Beta male misogyny is a musician repeatedly emailing me asking to be his “antagonist pen pal” even though he knows I dislike him. It’s another male musician threatening to get me fired because I tweeted a joke about him. Another using the full force of his management to try to make me delete a report about him telling a rape joke at a gig. In just nine years in a supposedly more enlightened industry, I have seen all of this. To be clear, these infractions are minuscule, but legion, and the tip of an iceberg visible from space.

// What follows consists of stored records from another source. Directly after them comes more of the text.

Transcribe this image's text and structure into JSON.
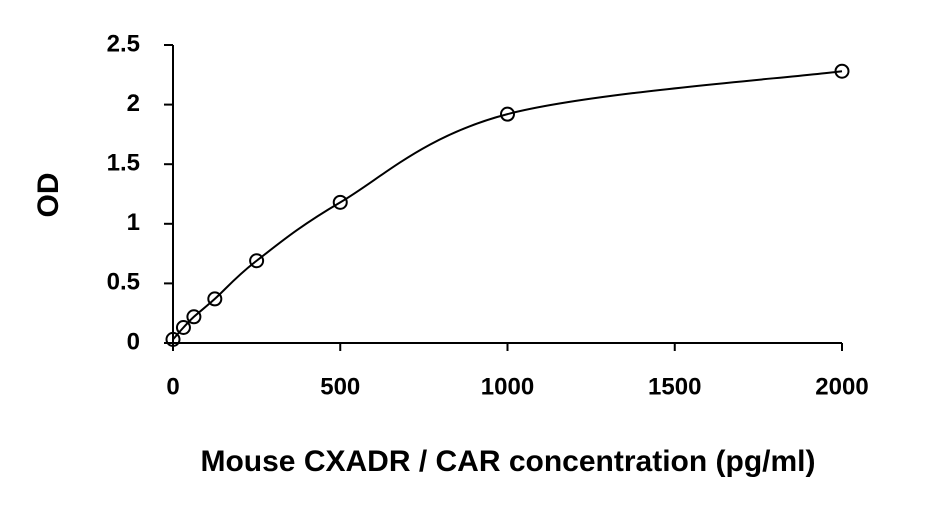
{
  "chart_data": {
    "type": "scatter",
    "x_label": "Mouse CXADR / CAR concentration (pg/ml)",
    "y_label": "OD",
    "series": [
      {
        "color": "#000000",
        "x": [
          0,
          31.25,
          62.5,
          125,
          250,
          500,
          1000,
          2000
        ],
        "values": [
          0.03,
          0.13,
          0.22,
          0.37,
          0.69,
          1.18,
          1.92,
          2.28
        ]
      }
    ],
    "curve": true,
    "xlim": [
      0,
      2000
    ],
    "xticks": [
      0,
      500,
      1000,
      1500,
      2000
    ],
    "ylim": [
      0,
      2.5
    ],
    "yticks": [
      0,
      0.5,
      1,
      1.5,
      2,
      2.5
    ],
    "grid": false
  }
}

Misogyny is also a band and label refusing to eject an offending male musician because they don’t see the big deal. It is a man putting obstacles in the way of a former partner who seeks to release new music. It is praise being lavished upon male musicians who make obvious statements about masculinity and sexism, and the women who have been saying those things for years being asked why they’re so angry. It is men being dismissed from high-profile positions for sexual misdemeanours and walking straight into similar roles. It is major publications not reviewing Taylor Swift’s album 1989 – too pop, too disposable – but lavishing space on Ryan Adams’s tedious song-by-song cover of it.


That last example she's referencing is Pitchfork, a place where Snapes' writing also appears. One big things jumped out at me as I read this. If I ran a music magazine/website, I wouldn't cover artists who treated my writers like shit. If a publicist made those kind of demands, I'd tell them to go fuck themselves. If a manager attempted to intimidate one of my writers, I wouldn't cover that artist, not for that press cycle at least. Or I'd encourage the writer to write about their treatment. These "publications" Snapes talks about, I have to assume include such bastions of liberal woke posturing as The Guardian and Pitchfork (according to her twitter bio, her work has also appeared at Q).

I've seen a lot of commentary around her article, but I haven't seen any one notice that Snapes essentially just wrote that two of the largest music publications at the moment are staffed by misogynist-enabling, almost entirely male, assholes who allow the women on their staff to be treated like shit. But then, you'd have to be a naive dreamer to assume that the rest of them aren't like this too. At least, Ryan Adams has the excuse of tortured artist to hide behind (though hopefully that tired old trope is just about finished), what the fuck is the excuse for an editor at The Guardian?